When the user has a CSV, JSON, or database table with inconsistent formats (mixed date formats, inconsistent casing, varying unit representations) and asks to standardize it
When the user wants to detect and fix data errors such as typos, out-of-range values, constraint violations, or duplicate entries in a dataset
When the user has missing values in a table and needs intelligent imputation that respects column correlations and domain semantics
When the user needs to match records across two datasets that refer to the same real-world entities (entity resolution / deduplication)
When the user has two schemas or tables and needs to align columns that represent the same concept but use different names
When the user wants to automatically annotate columns with semantic types, expand abbreviated headers, or profile a dataset's structure
When the user asks to build a reusable data cleaning or preparation pipeline for recurring ingestion tasks

Key Technique

The paper identifies a paradigm shift from deterministic rule-based data preparation to prompt-driven, context-aware, agentic workflows. The core insight is that LLMs can understand data semantics — they recognize that "NYC", "New York City", and "new york" are the same entity, that a zip code constrains a city name, and that a column of dates in mixed formats should converge to ISO 8601 — without needing hand-coded rules for each case.

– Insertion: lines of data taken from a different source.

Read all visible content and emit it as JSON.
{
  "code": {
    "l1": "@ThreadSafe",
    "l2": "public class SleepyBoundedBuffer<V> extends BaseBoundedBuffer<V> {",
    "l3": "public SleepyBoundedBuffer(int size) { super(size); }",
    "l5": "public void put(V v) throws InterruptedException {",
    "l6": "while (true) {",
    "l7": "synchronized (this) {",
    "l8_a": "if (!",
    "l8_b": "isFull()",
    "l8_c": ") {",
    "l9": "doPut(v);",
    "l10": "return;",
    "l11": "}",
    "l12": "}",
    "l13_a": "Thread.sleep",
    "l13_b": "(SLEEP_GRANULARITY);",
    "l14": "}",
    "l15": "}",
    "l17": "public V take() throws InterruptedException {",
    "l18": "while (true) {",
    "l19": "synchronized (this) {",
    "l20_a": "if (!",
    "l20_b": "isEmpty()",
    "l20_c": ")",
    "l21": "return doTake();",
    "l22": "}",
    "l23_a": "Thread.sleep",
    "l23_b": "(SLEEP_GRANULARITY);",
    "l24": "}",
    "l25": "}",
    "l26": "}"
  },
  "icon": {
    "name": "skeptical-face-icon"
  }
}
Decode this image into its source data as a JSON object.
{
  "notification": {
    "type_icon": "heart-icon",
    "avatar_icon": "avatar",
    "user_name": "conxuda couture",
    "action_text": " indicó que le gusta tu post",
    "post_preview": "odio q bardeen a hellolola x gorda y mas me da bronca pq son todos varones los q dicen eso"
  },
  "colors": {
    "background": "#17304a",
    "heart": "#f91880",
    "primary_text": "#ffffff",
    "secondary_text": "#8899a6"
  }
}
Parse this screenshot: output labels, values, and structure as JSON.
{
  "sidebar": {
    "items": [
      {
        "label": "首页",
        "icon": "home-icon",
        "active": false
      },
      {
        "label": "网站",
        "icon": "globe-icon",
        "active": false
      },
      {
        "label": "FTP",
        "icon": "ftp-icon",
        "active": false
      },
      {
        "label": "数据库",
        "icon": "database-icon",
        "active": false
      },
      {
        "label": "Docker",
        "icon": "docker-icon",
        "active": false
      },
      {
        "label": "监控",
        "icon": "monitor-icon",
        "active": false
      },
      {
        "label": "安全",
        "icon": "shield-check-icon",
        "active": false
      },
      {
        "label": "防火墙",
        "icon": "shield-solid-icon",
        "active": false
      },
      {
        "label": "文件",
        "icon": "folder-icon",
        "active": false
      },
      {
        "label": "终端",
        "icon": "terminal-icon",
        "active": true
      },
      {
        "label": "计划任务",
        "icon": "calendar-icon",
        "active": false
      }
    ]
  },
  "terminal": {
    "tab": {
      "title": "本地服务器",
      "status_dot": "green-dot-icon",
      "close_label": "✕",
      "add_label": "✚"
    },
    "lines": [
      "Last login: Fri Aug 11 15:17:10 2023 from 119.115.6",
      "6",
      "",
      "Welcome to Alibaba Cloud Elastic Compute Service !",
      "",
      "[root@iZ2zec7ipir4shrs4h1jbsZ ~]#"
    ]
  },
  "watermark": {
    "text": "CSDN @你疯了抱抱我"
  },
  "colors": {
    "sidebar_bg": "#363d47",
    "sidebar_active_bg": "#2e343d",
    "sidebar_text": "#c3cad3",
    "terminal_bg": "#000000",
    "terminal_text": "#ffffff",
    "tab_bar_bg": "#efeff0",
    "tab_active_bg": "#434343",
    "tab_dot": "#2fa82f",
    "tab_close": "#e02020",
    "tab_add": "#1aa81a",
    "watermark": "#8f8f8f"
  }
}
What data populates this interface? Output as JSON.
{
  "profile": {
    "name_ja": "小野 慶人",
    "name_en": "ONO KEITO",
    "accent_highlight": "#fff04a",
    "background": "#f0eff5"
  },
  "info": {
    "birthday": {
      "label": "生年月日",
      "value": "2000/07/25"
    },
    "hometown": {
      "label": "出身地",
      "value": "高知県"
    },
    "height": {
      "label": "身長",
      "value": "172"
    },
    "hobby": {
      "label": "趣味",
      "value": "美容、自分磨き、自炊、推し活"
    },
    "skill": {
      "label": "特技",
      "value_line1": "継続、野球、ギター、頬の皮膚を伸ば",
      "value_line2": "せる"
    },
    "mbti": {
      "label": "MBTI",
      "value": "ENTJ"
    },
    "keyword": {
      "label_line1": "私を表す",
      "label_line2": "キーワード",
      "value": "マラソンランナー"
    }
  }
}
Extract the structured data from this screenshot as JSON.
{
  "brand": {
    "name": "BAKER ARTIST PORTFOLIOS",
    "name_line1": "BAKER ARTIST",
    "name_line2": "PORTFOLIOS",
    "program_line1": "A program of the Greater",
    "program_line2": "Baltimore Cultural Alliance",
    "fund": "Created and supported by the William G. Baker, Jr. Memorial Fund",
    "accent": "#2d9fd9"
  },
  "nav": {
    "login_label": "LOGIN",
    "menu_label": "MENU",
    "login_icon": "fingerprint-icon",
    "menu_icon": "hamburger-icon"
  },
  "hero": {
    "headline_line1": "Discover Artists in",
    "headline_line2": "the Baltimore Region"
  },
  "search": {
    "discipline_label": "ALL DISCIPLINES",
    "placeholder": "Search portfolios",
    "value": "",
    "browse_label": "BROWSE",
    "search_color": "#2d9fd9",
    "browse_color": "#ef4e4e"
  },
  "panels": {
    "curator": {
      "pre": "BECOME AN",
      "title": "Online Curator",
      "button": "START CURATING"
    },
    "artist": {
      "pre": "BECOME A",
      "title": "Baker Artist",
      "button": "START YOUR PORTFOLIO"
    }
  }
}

Three interlocking strategies make this practical. First, structured serialization: tabular data is converted into natural-language or semi-structured representations (row-as-sentence, column-sample lists, or JSON records) that fit within prompt context. Selective context — choosing only the columns most correlated with the target via Pearson, Cramer's V, or eta correlation — keeps prompts focused and cost-efficient. Second, iterative detect-verify-repair loops: rather than making a single pass, the LLM cycles through detection (flag suspicious values), self-verification (confirm the flagged values are truly errors given the full row context), and repair (generate corrected values), reducing hallucinated corrections. Third, code synthesis over direct generation: for repeatable transformations, the LLM generates executable cleaning functions (Python/SQL) that can be validated, tested, and reused, rather than producing corrected values one-by-one — this is both cheaper and auditable.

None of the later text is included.